Terakhir dalam bidang energi baru terbarukan, LDII telah menerapkan Pembangkit Listrik tenaga Surya (PLTS) di beberapa pondok Pesantren binaan LDII. Hal ini merupakan langkah LDII yang secara aktif mengajak masyarakat untuk berkontribusi dalam pelestarian alam.
Untuk wilayah provinsi Lampung sendiri, Ketua Umum DPP LDII tersebut menilai bahwa LDII Lampung mampu menjalankan 3 program dari 8 Klaster di bidang Ketahanan Pangan, Teknologi Digital, dan Energi baru terbarukan kedepannya.

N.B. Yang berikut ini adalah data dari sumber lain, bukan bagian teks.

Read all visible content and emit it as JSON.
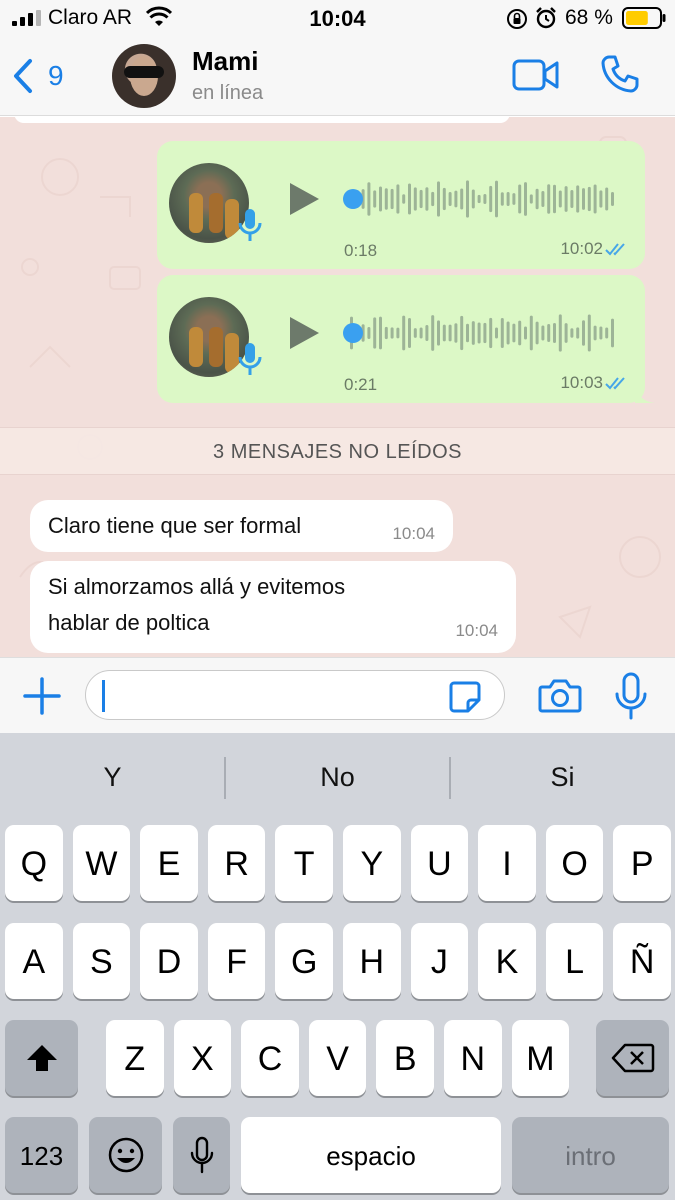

“Yang saat ini optimal dijalankan itu kan program-program di bidang Kebangsaan, Pendidikan, Keagamaan/Dakwah, dan Kesehatan. Saya berharap untuk 5 tahun ke depan, LDII Lampung mampu menambah program yang bisa di jalankan secara optimal,” kata Chriswanto.
Muswil VIII ini dipandang sebagai forum strategis, tidak hanya untuk suksesi kepemimpinan, tetapi juga untuk mengevaluasi dan merumuskan kembali arah kontribusi LDII bagi Lampung.
Sependapat dengan Chriswanto, Ketua DPW LDII Lampung, Muhammad Aditya, mengatakan bahwa sebelumnya Wakil Gubernur Lampung Jihan Nurlela juga berharap LDII dapat membantu Provinsi Lampung khususnya di bidang ketahanan pangan, seperti komoditas Singkong yang menjadi Komoditas pangan terbesar Lampung.
“Muswil VIII ini adalah ikhtiar kami untuk membantu Pemerintah Lampung, terutama dalam merumuskan program-program prioritas yang dapat disinergkan dengan program pemerintah, serta memperkuat fondasi SDM di Lampung,” tegas Aditya, seraya menambahkan bahwa LDII siap bersinergi dengan pemerintah daerah dan ormas lain melalui 8 klaster pengabdian.
Ketua Pelaksana Muswil VIII, Heri Sensustadi, menambahkan bahwa Muswil akan fokus membahas tujuh isu utama, antara lain pendidikan karakter, ketahanan gizi keluarga, kemandirian ekonomi syariah, kesehatan, dan teknologi digital, demi menghasilkan program prioritas yang bermanfaat bagi masyarakat Lampung.
Muswil VIII LDII Lampung dijadwalkan akan diikuti oleh seluruh utusan Pimpinan Anak Cabang (PAC) dari 15 DPD LDII Kabupaten/Kota se-Lampung, serta diharapkan akan dibuka secara resmi oleh Gubernur atau Wakil Gubernur Lampung dan dihadiri jajaran Forkopimda. Melalui forum ini, LDII Lampung berkomitmen untuk mewujudkan Lampung yang maju, sejahtera, dan berdaya saing tinggi.